Parmi les mouvements les plus influents, pour ne citer que les plus connus, figuraient le mouvement des Focolari, né en pleine guerre mondiale (1942), le Renouveau charismatique catholique, le mouvement Communion et Libération, le Chemin néocatéchuménal, la Communauté de Sant’Egidio , la Communauté de l’Emmanuel et le Chemin neuf.

 

S’adressant à la foule, Jean-Paul II avait affirmé: «J’ai pu les mentionner comme des nouveautés qui attendent encore d’être accueillies et mises en valeur de façon adéquate. Je vois aujourd’hui, et je m’en réjouis, qu’ils manifestent une conscience personnelle plus mûre. Ils représentent l’un des fruits les plus significatifs de ce printemps de l’Église, déjà annoncé par le Concile Vatican II, mais malheureusement souvent entravé par le processus de la sécularisation qui se développe (…) et qui promeut des modèles de vie sans Dieu (…).
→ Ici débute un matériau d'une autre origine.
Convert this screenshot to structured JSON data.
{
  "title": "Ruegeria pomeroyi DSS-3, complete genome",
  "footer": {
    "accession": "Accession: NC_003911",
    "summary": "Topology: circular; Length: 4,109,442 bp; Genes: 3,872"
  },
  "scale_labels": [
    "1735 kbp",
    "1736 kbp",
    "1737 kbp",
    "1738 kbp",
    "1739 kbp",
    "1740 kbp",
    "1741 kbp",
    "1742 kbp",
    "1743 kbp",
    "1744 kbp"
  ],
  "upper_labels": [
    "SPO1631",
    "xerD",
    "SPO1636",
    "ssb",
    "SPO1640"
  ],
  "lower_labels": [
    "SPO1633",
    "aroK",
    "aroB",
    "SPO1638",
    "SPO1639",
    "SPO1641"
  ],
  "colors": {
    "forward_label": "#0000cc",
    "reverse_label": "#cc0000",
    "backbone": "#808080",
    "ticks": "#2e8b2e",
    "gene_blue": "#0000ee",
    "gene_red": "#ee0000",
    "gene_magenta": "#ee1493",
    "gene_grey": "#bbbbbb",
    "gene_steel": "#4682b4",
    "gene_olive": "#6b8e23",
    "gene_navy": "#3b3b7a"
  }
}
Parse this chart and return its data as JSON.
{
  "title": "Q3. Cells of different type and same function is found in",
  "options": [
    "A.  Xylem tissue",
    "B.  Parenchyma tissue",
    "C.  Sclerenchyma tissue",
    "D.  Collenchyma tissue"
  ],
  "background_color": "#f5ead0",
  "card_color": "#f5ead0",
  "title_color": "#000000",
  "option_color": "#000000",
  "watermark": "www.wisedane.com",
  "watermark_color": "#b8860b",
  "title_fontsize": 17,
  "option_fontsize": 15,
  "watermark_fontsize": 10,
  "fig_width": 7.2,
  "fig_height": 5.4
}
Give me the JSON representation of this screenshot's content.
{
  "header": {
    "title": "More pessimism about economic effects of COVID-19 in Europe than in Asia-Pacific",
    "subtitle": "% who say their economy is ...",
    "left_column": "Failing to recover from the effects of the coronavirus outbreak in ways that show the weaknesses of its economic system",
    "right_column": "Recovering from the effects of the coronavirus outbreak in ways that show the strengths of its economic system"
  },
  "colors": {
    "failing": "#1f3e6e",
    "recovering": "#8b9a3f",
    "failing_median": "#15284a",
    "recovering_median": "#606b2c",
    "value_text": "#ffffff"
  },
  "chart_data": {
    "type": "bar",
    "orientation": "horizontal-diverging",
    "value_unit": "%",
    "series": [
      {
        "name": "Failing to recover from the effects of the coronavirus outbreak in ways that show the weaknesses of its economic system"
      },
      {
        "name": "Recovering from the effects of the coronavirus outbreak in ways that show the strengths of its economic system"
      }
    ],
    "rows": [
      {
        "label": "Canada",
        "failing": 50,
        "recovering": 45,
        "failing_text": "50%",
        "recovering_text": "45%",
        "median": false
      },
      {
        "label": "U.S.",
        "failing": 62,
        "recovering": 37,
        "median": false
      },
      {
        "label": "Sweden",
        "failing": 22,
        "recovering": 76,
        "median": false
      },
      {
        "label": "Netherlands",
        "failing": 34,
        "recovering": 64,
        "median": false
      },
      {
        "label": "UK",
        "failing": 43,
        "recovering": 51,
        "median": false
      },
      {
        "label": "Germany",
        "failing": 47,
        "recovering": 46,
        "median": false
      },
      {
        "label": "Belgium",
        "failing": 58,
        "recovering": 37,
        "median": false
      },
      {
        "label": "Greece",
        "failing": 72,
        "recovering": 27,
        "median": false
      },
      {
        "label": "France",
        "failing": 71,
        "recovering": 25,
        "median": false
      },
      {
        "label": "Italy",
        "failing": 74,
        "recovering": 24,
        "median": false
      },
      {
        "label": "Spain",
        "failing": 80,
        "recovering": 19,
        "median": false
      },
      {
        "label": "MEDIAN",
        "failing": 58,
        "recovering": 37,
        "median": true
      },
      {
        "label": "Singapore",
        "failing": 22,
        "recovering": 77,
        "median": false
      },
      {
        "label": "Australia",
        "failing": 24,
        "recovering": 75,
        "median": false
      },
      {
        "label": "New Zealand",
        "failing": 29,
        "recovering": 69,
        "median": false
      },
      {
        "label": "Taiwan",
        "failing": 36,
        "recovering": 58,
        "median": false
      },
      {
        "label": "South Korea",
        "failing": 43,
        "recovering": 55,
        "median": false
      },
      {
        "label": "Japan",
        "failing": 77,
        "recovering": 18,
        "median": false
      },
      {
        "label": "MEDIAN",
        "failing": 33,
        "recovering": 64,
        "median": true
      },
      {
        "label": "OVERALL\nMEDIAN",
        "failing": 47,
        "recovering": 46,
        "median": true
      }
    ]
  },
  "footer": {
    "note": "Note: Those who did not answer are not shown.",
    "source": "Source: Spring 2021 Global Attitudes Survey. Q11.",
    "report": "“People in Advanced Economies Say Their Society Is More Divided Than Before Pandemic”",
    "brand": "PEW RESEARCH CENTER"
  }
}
On ressent donc avec urgence la nécessité d’une annonce forte et d’une formation chrétienne solide et approfondie. Nous avons besoin aujourd’hui de personnes chrétiennes mûres, conscientes de leur identité baptismale, de leur vocation et de leur mission dans l’Église et dans le monde! Nous avons besoin de communautés chrétiennes vivantes! Et voici alors les mouvements ecclésiaux et les communautés nouvelles: ceux-ci sont la réponse suscitée par l’Esprit Saint à ce défi dramatique de fin de millénaire. Vous êtes cette réponse providentielle.»